En ces temps de confinement, le monde a assisté à une chute spectaculaire des prix du pétrole à New York, provoquée principalement par une baisse de la demande, due à la pandémie de coronavirus, et des réserves de stockage américaines quasi-pleines.
Ainsi, le cours du baril de brut léger américain (West Texas Intermediate, WTI) pour livraison en mai, a d'abord dévissé à zéro avant de terminer à un prix négatif de -37,63 dollars, les investisseurs et spéculateurs étant prêts à s'en délester à tout prix, un fait inédit depuis près de 40 ans de cotation.
Comme plusieurs marchandises, le pétrole peut s'acheter "cash", pour des livraisons instantanées, mais à New York, le brut est coté sur un marché à terme car il s'agit d'un produit spéculatif, a expliqué, dans une déclaration à la MAP, l'analyste financier basé à Paris, Omar Abouhafs.

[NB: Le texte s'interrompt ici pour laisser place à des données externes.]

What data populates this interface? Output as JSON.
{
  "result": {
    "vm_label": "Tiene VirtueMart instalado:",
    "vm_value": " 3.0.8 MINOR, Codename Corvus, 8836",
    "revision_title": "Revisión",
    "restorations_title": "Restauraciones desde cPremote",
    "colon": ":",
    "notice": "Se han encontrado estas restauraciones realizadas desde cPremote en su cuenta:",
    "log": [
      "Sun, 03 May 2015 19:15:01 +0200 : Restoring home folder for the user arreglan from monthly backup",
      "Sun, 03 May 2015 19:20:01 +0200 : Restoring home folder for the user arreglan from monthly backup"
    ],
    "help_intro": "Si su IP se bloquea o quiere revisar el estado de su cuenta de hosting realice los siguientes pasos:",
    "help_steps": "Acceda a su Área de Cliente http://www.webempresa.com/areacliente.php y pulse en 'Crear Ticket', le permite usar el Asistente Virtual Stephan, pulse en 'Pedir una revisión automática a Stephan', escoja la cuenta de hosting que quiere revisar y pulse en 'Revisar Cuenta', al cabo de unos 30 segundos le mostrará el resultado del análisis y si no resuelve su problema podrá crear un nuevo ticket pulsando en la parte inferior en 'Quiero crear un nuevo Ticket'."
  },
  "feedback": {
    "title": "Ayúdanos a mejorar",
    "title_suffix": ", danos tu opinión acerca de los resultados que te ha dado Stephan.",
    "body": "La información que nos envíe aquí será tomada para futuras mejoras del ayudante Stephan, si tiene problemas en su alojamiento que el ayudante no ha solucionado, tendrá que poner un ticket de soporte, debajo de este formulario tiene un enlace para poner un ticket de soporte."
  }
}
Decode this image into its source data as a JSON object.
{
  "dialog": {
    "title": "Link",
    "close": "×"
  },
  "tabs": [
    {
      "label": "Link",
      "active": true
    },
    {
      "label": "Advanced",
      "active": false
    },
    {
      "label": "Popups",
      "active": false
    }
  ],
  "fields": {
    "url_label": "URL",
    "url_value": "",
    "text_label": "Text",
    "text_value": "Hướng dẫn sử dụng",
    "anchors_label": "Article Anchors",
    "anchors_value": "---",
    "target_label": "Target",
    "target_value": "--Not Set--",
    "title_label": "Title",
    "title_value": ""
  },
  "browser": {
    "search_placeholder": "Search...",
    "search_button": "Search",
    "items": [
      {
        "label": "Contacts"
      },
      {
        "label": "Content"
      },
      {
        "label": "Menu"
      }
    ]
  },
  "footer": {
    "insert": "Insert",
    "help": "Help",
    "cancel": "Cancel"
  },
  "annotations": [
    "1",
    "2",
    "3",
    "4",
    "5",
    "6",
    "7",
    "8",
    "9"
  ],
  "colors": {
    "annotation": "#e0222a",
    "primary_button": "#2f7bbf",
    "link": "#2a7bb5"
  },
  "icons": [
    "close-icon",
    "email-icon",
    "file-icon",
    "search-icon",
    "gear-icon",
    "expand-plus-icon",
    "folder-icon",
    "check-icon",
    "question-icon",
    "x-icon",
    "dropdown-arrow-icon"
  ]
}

"Le vendeur et l'acheteur se fixent un prix ferme aujourd'hui pour une livraison de pétrole à une date ultérieure préalablement déterminée", a-t-il relevé, notant que le prix pour les livraisons de WTI du mois de mai a dégringolé de 300% puisque les contrats arrivent à échéances et personne ne souhaite se trouver avec des barils en surplus en cette période d'incertitude et de faible demande.
"C'est impressionnant car c'est la première fois dans l'histoire qu'on a un prix négatif pour des livraisons du mois suivant", a-t-il fait remarquer.
En dépit de l'accord de l'Organisation des pays exportateurs de pétrole (Opep) et de ses partenaires, qui se sont engagés mi-avril à réduire leur production de 10 millions de baril par jour, un stockage du brut s'impose en attendant la reprise, a noté l'analyste, rappelant qu'aux Etats-Unis, premier producteur mondial devant la Russie et l'Arabie saoudite, les espaces de stockage approchent de la saturation.
Lundi, le cabinet Rystad Energy a estimé que la capacité de stockage restante était de 21 millions de barils à Cushing, la ville de l'Oklahoma où sont stockés les barils servant de référence au WTI. A ce rythme, la capacité de stockage américaine arrivera à saturation courant mai prochain.
Avec les plateformes de stockage déjà énormément gonflées, les producteurs se sont redirigés vers les "tankers", des navires citernes servant à transporter le pétrole pour stocker leur or noir, a fait observer M. Abouhafs.
Cependant, la demande pour ces navires pétroliers a explosé et les prix de location s'envolent à 150.000 dollars par jour au lieu de 30.000 dollars auparavant, a précisé l'analyste. "Les producteurs préfèrent non seulement vendre à perte mais payer les acquéreurs qui décident d'acheter leur stocks "fardeau", a-t-il fait savoir.
Selon l'analyste, les retombées de cette crise pétrolière sont difficiles à cerner. "Elles sont certainement terribles pour l'industrie du pétrole de schiste aux Etats-Unis et plus particulièrement pour ses petits producteurs qui commencent a déclaré faillite", a t-il poursuivi.
"Même un poids lourd, comme la société américaine de schiste Whiting Petroleum a déjà fait banqueroute à la surprise générale, mettant des milliers d'employés au chômage et laissant des milliards de dollars de dettes", a constaté M. Abouhafs.
Sans l'intervention de l'Etat pour freiner l'hémorragie et injecter des milliards de dollars pour soutenir l'économie (2.000 milliards de dollars annoncés par le président américain), "le bout du tunnel sera difficilement atteignable", a souligné l'analyste financier.
Les analystes s'accordent sur le fait que les mois à venir, plus de réponses seront apportées avec le déconfinement progressif annoncé dans plusieurs pays du monde et la reprise économique qui portera bien évidemment les cours de pétrole à des niveaux plus raisonnables, a conclu M. Abouhafs.